Just as in the United States, health insurance in Canada does not pay for nursing home care in most cases. In the United States, unless an individual meets low-income criteria, nursing home care is paid for by the resident; otherwise, people who qualify for Medicaid can have their nursing home expenditures payed for by that program. To receive Medicaid assistance, applicants should expect a financial review, including a look-back period.
What is the look-back period?
The senior health, finance and lifestyle resource Senior Living advises that Medicaid is a “last resort” method of financing nursing home costs. Individuals are expected to use other means of payment first and “spend down” their assets. When financial resources dwindle, Medicaid will kick in to provide coverage.
To ensure that individuals simply do not transfer money out of their accounts to avoid paying for nursing home care by their own means, Medicaid requires a look-back period into applicants’ finances to determine if there were any violations to rules regarding asset transfers.
Most people engage in some sort of long-term planning to protect a portion of their assets so that they can be used to support spouses or children. According to rules, an applicant is permitted to transfer certain monies to his or her spouse, provided the spouse isn’t also applying for long-term care through Medicaid.
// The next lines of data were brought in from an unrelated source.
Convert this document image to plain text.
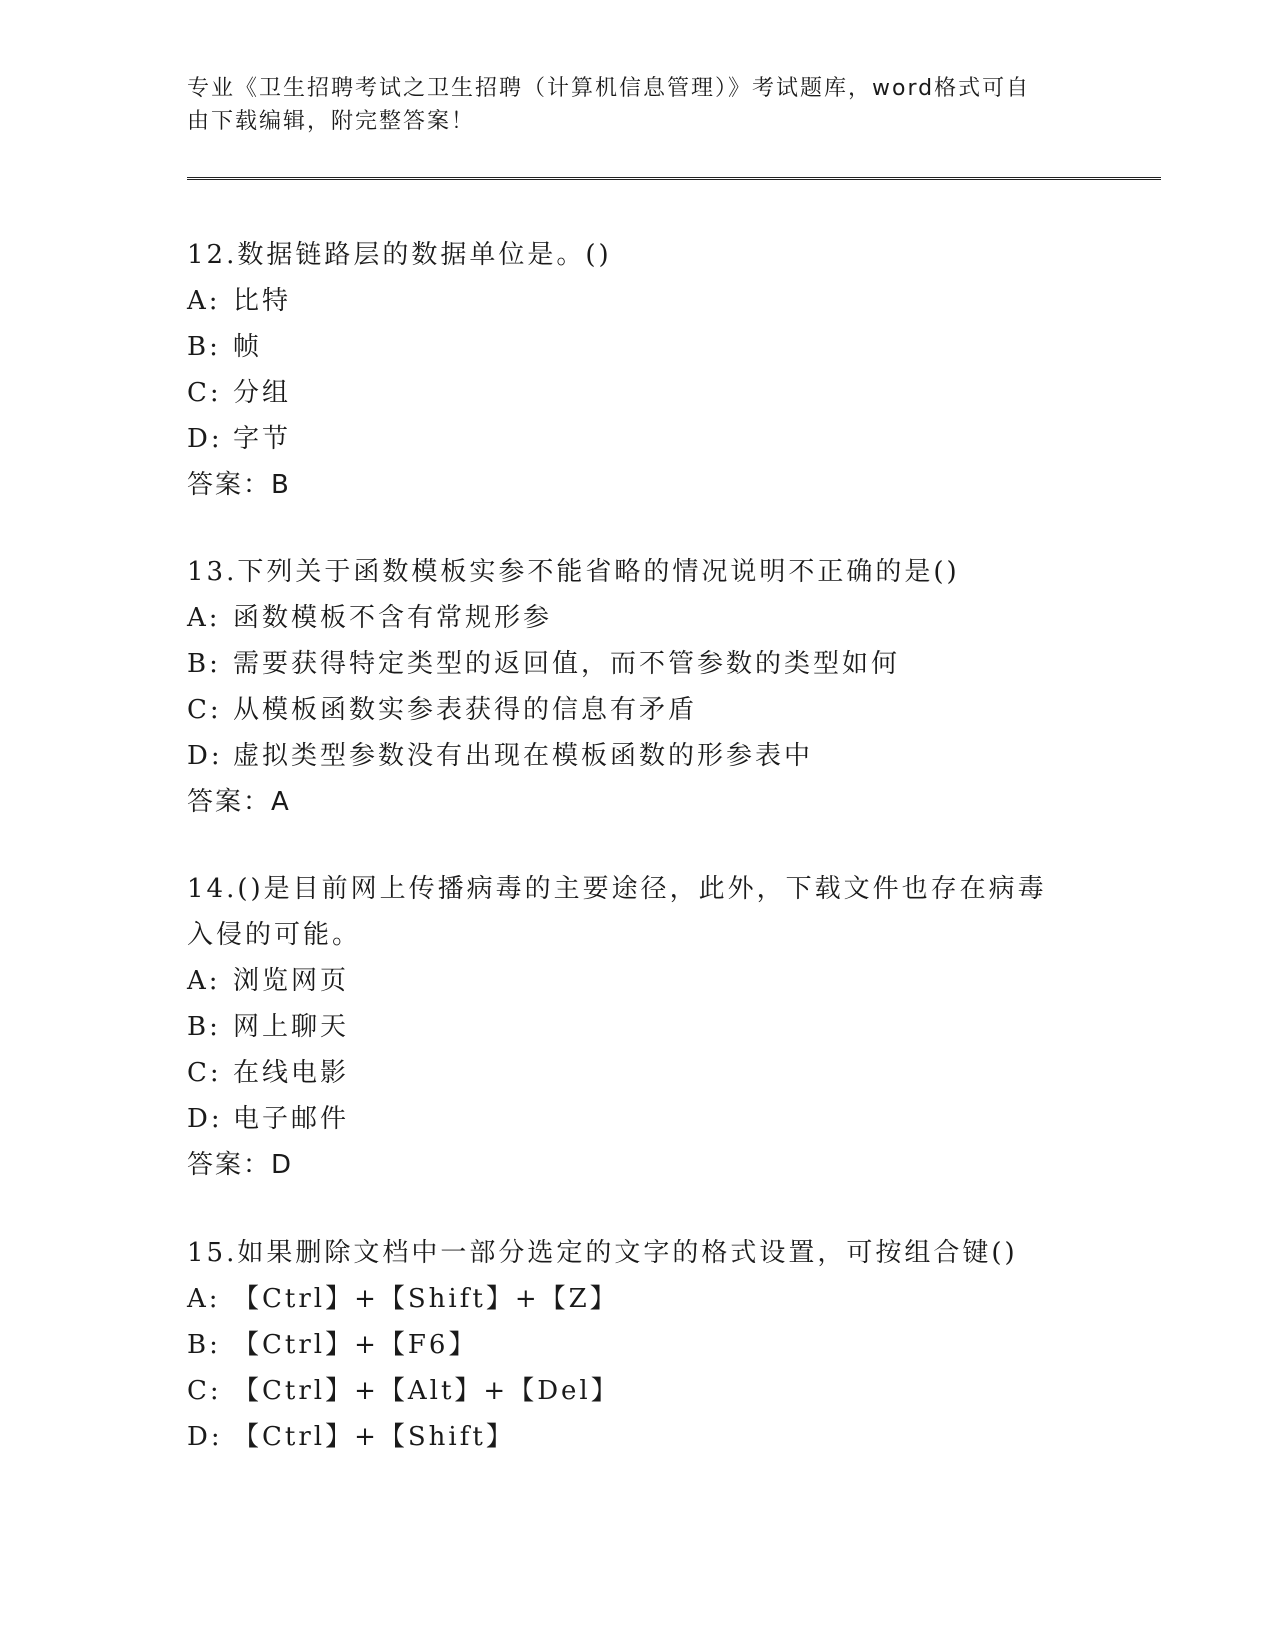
专业《卫生招聘考试之卫生招聘（计算机信息管理）》考试题库，word格式可自
由下载编辑，附完整答案！
12.数据链路层的数据单位是。()
A: 比特
B: 帧
C: 分组
D: 字节
答案：B
13.下列关于函数模板实参不能省略的情况说明不正确的是()
A: 函数模板不含有常规形参
B: 需要获得特定类型的返回值，而不管参数的类型如何
C: 从模板函数实参表获得的信息有矛盾
D: 虚拟类型参数没有出现在模板函数的形参表中
答案：A
14.()是目前网上传播病毒的主要途径，此外，下载文件也存在病毒入侵的可能。
A: 浏览网页
B: 网上聊天
C: 在线电影
D: 电子邮件
答案：D
15.如果删除文档中一部分选定的文字的格式设置，可按组合键()
A: 【Ctrl】+【Shift】+【Z】
B: 【Ctrl】+【F6】
C: 【Ctrl】+【Alt】+【Del】
D: 【Ctrl】+【Shift】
Most money and tangible asset transfers (check with your state Medicaid office for the most current rules) must have taken place 60 months (5 years) prior to application for Medicaid. Penalties will be instituted when rules are broken, namely gifts or asset transfers that take place within the look-back period. This could delay Medicaid acceptance.
Paying for long-term care can be complicated business with look-back periods and required spend-downs. It is in a person’s best interest to seek the guidance of a financial planner who specializes in elder care to navigate these financial waters.